対面での実施が前提だったOJTをフルオンライン化した」
リモート環境での育成経験は、リモート比率が高い企業への転職で特に評価されます。
2026年対応 職務経歴書テンプレート(構成案)
以下に、リモート・ハイブリッド時代に対応した職務経歴書の構成案を示します。
【セクション1】職歴サマリ(5〜7行)
キャリアの概要・年数・専門領域を記述。リモートワーク経験の割合・年数を一文追記します。
例:
「IT/SaaS領域において7年のキャリア。プロダクトマネジメントと
エンタープライズCS領域を専門とし、直近4年間はフルリモートまたは
ハイブリッド環境で業務を遂行。非同期チームのドキュメント体制設計実績あり」
【セクション2】スキルセット
通常のビジネススキルに加え、以下を追加します。
リモートワーク関連ツール(使用経験あるもの): Slack / Notion / Zoom / Loom / Miro / Figma / Jira / GitHub / Google Workspace / Asana
コミュニケーションスタイル: 「非同期コミュニケーション優先」「ドキュメントドリブンな情報共有」などを一行追加。
【セクション3】職歴(逆時系列)
各職歴に「勤務形態」を追記します。
例:
○○株式会社 | プロダクトマネージャー | 2022年4月〜現在
勤務形態:ハイブリッド(週3在宅)→ フルリモート(2023年4月〜)
各実績欄に「リモート環境特有の工夫」を1〜2点追加します。
【セクション4】自己PR(オプション)
リモートワークへの姿勢と強みを1〜2段落で記述します。
例:
「フルリモート環境での4年間の業務を通じて、
ドキュメント先行型の意思決定プロセスと、
テキストで伝える技術を磨いてきました。
週次・月次のアウトプットを常に定量化して可視化する習慣は、
オフィス勤務環境でも組織の透明性向上に貢献できると考えています」
よくある失敗:リモート経験を書かない
リモートワーク経験が長い人でも、職務経歴書にその事実を記載しない人が多くいます。
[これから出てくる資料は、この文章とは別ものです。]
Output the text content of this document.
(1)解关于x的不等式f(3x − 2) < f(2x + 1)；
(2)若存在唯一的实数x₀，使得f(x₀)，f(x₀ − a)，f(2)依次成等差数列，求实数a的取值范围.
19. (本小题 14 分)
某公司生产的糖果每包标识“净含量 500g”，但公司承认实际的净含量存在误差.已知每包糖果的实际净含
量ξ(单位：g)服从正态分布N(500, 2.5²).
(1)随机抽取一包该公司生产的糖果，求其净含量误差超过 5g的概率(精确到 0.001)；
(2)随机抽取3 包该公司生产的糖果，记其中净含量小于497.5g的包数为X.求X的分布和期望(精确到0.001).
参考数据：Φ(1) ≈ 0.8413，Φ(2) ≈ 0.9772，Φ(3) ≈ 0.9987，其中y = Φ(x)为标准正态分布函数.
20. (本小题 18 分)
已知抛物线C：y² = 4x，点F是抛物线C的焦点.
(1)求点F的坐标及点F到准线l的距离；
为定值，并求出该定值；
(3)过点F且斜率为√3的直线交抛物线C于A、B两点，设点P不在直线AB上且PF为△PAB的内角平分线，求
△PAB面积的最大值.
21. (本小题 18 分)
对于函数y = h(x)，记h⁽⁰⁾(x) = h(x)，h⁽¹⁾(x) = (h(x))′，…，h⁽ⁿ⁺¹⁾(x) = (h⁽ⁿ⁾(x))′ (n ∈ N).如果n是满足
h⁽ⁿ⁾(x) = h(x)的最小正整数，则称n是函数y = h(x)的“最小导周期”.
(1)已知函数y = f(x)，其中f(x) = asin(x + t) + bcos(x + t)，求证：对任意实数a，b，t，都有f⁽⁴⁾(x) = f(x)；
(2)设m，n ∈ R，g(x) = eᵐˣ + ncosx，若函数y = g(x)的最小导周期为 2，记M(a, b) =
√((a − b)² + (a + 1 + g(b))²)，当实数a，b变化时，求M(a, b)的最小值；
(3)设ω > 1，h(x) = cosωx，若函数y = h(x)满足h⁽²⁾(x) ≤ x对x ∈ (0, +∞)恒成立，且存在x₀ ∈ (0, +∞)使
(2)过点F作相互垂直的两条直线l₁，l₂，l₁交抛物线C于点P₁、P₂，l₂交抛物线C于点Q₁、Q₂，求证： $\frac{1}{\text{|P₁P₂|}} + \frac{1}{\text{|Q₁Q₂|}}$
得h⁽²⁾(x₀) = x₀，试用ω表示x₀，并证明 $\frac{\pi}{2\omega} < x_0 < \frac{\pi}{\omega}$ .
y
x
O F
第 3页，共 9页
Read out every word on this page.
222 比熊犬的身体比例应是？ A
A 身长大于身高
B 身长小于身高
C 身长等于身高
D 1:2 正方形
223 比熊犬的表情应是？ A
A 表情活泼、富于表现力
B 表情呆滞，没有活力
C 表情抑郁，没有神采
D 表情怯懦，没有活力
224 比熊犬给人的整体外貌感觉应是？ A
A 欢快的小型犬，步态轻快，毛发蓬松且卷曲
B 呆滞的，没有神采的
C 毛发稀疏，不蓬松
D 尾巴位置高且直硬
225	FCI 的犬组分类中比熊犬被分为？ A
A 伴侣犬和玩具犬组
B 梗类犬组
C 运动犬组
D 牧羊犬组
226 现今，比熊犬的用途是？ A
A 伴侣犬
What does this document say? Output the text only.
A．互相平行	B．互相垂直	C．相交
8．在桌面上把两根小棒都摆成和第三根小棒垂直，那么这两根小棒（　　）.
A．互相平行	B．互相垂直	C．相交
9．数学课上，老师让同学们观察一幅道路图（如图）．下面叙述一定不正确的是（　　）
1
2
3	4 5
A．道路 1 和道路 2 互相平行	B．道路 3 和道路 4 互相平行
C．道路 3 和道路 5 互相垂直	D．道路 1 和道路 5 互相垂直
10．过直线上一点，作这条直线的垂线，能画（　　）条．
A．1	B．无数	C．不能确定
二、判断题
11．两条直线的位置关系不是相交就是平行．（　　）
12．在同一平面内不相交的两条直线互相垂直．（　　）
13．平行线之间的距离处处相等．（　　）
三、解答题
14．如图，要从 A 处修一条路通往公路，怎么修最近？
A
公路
「リモートで働いたこと」は経歴ではないと思われがちですが、リモートでの成果・工夫は「職場環境への適応能力」の証明として機能します。
特に以下の経験は必ず記載してください。
- 1年以上のフルリモート勤務経験
- リモートチームのリード・マネジメント経験
- オンボーディング・育成のオンライン化経験
- リモート環境での新規プロジェクト立ち上げ経験
まとめ
リモート・ハイブリッド時代の職務経歴書は、「どこで働いたか」ではなく「どういう環境でどう成果を出したか」を証明する書類です。